Lors de notre visite, deux bénévoles assurent les cours : Florent pour le groupe débutant et Marie pour les élèves les plus avancés. Ils interviennent sous le regard bienveillant de Michel Antoine, président de l’association depuis plusieurs années, lui-aussi enseignant et coordinateur des ateliers. Les élèves sont accueillis au rez-de-chaussée de l’immeuble ,dans une grande salle transformée chaque soir pour l’accueil des personnes de la rue, dans le cadre de « Hiver Solidaire ». Cette année, six personnes bénéficient du dispositif paroissial jusqu’au 31 mars.
Ces cours ne sont pas qu’un apprentissage linguistique : ils aident les participants à retrouver confiance en eux, première étape d’un parcours d’intégration qui se poursuit avec les démarches administratives auprès de la préfecture avec l’accompagnement de bénévoles. Puis viendra la recherche d’un emploi et d’un logement, avec l’appui bénévole d’une assistante sociale.
Sur ce sujet, voir un de nos articles précédent :
Dix distributions alimentaires annuelles pour les familles du quartier
Chaque année, la paroisse, via l’association, organise pour les personnes du quartier remplissant les conditions (180 familles pour plus de 250 demandes) dix distributions alimentaires, qui coûtent chacune près de 7 000 euros. Laure, responsable des distributions, indique que ce sont ainsi 20 kilos de nourriture et produits d’hygiène de première nécessité qui sont distribués à 180 familles avec enfants soit un total de 800 personnes environ, avec une priorité donnée aux familles qui ont un enfant handicapé. Les familles bénéficiaires sont choisies en début d’année. La plupart habitent en HLM ou hôtel social.
Des parcours qui inspirent
Thierry Lévrier, le vice-président, se dirige versbdou, bénéficiaire du parcours proposé par Solidarités Saint-Bernard. D’origine algérienne, ce dernier vient d’obtenir un titre de séjour d’un an et travaille dans le bâtiment en tant que plaquiste. Il explique, les yeux brillants : « Je vais enfin pouvoir créer mon entreprise ».

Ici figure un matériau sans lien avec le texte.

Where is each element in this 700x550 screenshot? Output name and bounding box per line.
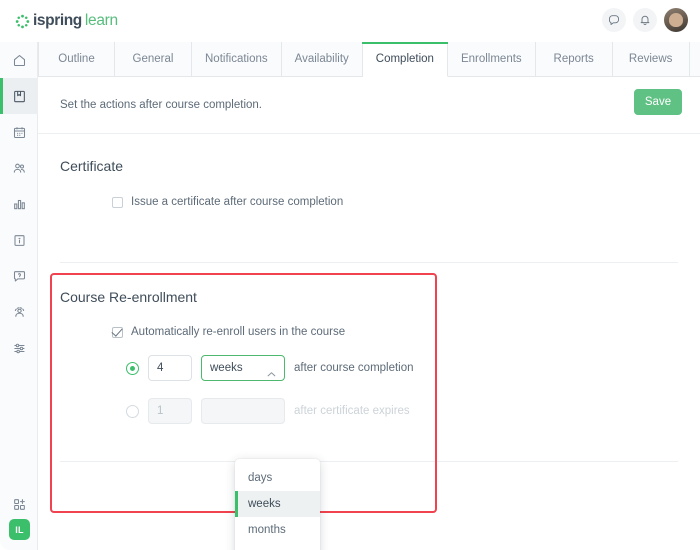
certificate-checkbox-row[interactable]: Issue a certificate after course complet…	[112, 196, 678, 208]
unit-select-value: weeks	[210, 362, 243, 374]
users-icon	[12, 161, 27, 176]
dropdown-option-days[interactable]: days	[235, 465, 320, 491]
chat-bubble-icon[interactable]	[602, 8, 626, 32]
account-avatar[interactable]: IL	[9, 519, 30, 540]
sidebar-item-reports[interactable]	[0, 186, 38, 222]
dropdown-option-years[interactable]: years	[235, 543, 320, 550]
home-icon	[12, 53, 27, 68]
chat-question-icon	[12, 269, 27, 284]
unit-select-completion[interactable]: weeks	[201, 355, 285, 381]
bar-chart-icon	[12, 197, 27, 212]
sidebar-item-org[interactable]	[0, 294, 38, 330]
brand-name-light: learn	[84, 12, 118, 30]
sidebar-item-messages[interactable]	[0, 258, 38, 294]
radio-after-certificate[interactable]	[126, 404, 139, 418]
tab-general[interactable]: General	[115, 42, 192, 76]
tab-reviews[interactable]: Reviews	[612, 42, 690, 76]
sidebar-item-calendar[interactable]	[0, 114, 38, 150]
unit-select-certificate[interactable]	[201, 398, 285, 424]
content-panel: Set the actions after course completion.…	[38, 77, 700, 550]
tab-outline[interactable]: Outline	[38, 42, 115, 76]
top-bar: ispring learn	[0, 0, 700, 42]
top-bar-actions	[602, 8, 688, 32]
id-card-icon	[12, 233, 27, 248]
dropdown-option-months[interactable]: months	[235, 517, 320, 543]
add-app-icon	[12, 497, 27, 512]
sliders-icon	[12, 341, 27, 356]
tab-completion[interactable]: Completion	[361, 42, 449, 77]
reenrollment-section: Course Re-enrollment Automatically re-en…	[60, 289, 680, 424]
sidebar-item-users[interactable]	[0, 150, 38, 186]
issue-certificate-checkbox[interactable]	[112, 196, 123, 208]
avatar[interactable]	[664, 8, 688, 32]
book-icon	[12, 89, 27, 104]
sidebar-item-courses[interactable]	[0, 78, 38, 114]
tab-enrollments[interactable]: Enrollments	[447, 42, 536, 76]
amount-input-completion[interactable]	[148, 355, 192, 381]
tab-availability[interactable]: Availability	[281, 42, 363, 76]
app-window: ispring learn IL Outline General Notific…	[0, 0, 700, 550]
section-divider-top	[60, 262, 678, 263]
tab-bar: Outline General Notifications Availabili…	[38, 42, 700, 77]
reenrollment-title: Course Re-enrollment	[60, 289, 197, 305]
certificate-section: Certificate Issue a certificate after co…	[38, 134, 700, 208]
user-network-icon	[12, 305, 27, 320]
tab-notifications[interactable]: Notifications	[192, 42, 282, 76]
option-after-completion-row[interactable]: weeks after course completion	[126, 355, 680, 381]
save-button[interactable]: Save	[634, 89, 682, 115]
brand-logo[interactable]: ispring learn	[15, 11, 118, 31]
sidebar-item-home[interactable]	[0, 42, 38, 78]
page-caption: Set the actions after course completion.	[60, 99, 262, 111]
bell-icon[interactable]	[633, 8, 657, 32]
sidebar: IL	[0, 42, 38, 550]
radio-after-completion[interactable]	[126, 361, 139, 375]
reenrollment-body: Automatically re-enroll users in the cou…	[112, 326, 680, 424]
ispring-asterisk-logo-icon	[15, 14, 30, 29]
calendar-icon	[12, 125, 27, 140]
certificate-title: Certificate	[60, 158, 124, 174]
unit-dropdown-menu: days weeks months years	[235, 459, 320, 550]
auto-reenroll-checkbox-row[interactable]: Automatically re-enroll users in the cou…	[112, 326, 680, 338]
chevron-up-icon	[267, 365, 276, 383]
sidebar-item-apps[interactable]	[0, 486, 38, 522]
section-divider-bottom	[60, 461, 678, 462]
dropdown-option-weeks[interactable]: weeks	[235, 491, 320, 517]
content-header: Set the actions after course completion.…	[38, 77, 700, 134]
sidebar-item-settings[interactable]	[0, 330, 38, 366]
issue-certificate-label: Issue a certificate after course complet…	[131, 196, 344, 208]
trailing-text-completion: after course completion	[294, 362, 414, 374]
trailing-text-certificate: after certificate expires	[294, 405, 410, 417]
auto-reenroll-label: Automatically re-enroll users in the cou…	[131, 326, 346, 338]
sidebar-item-content[interactable]	[0, 222, 38, 258]
amount-input-certificate[interactable]	[148, 398, 192, 424]
option-after-certificate-row[interactable]: after certificate expires	[126, 398, 680, 424]
auto-reenroll-checkbox[interactable]	[112, 326, 123, 338]
brand-name-bold: ispring	[33, 12, 82, 30]
tab-reports[interactable]: Reports	[535, 42, 613, 76]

« Accepter l’aide et venir aux distributions n’est pas évident » confie la jeune femme. « La plupart des bénéficiaires deviennent bénévoles eux-mêmes dès qu’ils le peuvent ou qu’ils en sont capables, quand ils ont retrouvé leur dignité. » C’est le cas de Wahiba, ancienne bénéficiaire, devenue bras droit de Laure. Elle aide à réguler le flux des bénéficiaires et à organiser les distributions. C’est elle qui a pris en charge la liaison avec l’école Sainte Marie toute proche afin que des élèves de CE2 et CM2 participent à la préparation de la distribution. « C’est une vraie réussite ! » conclut Laure.
Des bénévoles au cœur du fonctionnement
Ces actions ne pourraient être menées sans l’engagement des bénévoles. « Tout le monde est bénévole ici » explique Thierry. « Les frais de fonctionnement de l’association sont très modestes (moins de 400 euros) ; en revanche, le budget nécessaire pour couvrir les besoins des personnes accueillies et du quartier dépasse les 100 000 euros. La Fondation Notre Dame, qui nous accompagne depuis plus de 10 ans, est l’un des trois principaux partenaires financiers de l’association Solidarités Saint-Bernard ».
Thierry Lévrier veille au bon déroulement des opérations et coordonne les différentes activités. Ancien officier général de l’armée de l’air, il applique ses talents d’organisateur pour , s’assurer que chaque responsable respecte le budget prévu et alloué et que les actions se déroulent dans la bonne humeur et la bienveillance. Comme il le rappelle, sans la Fondation Notre Dame qui nous accompagne et couvre financièrement une partie des achats de produits d’hygiène et de première nécessité et des charges des locaux, « nous n’aurions jamais pu réussir cet accompagnement qui permet à Solidarités Saint-Bernard d’être un des poumons de ce quartier défavorisé mais tellement vivant de la Goutte-d’Or ».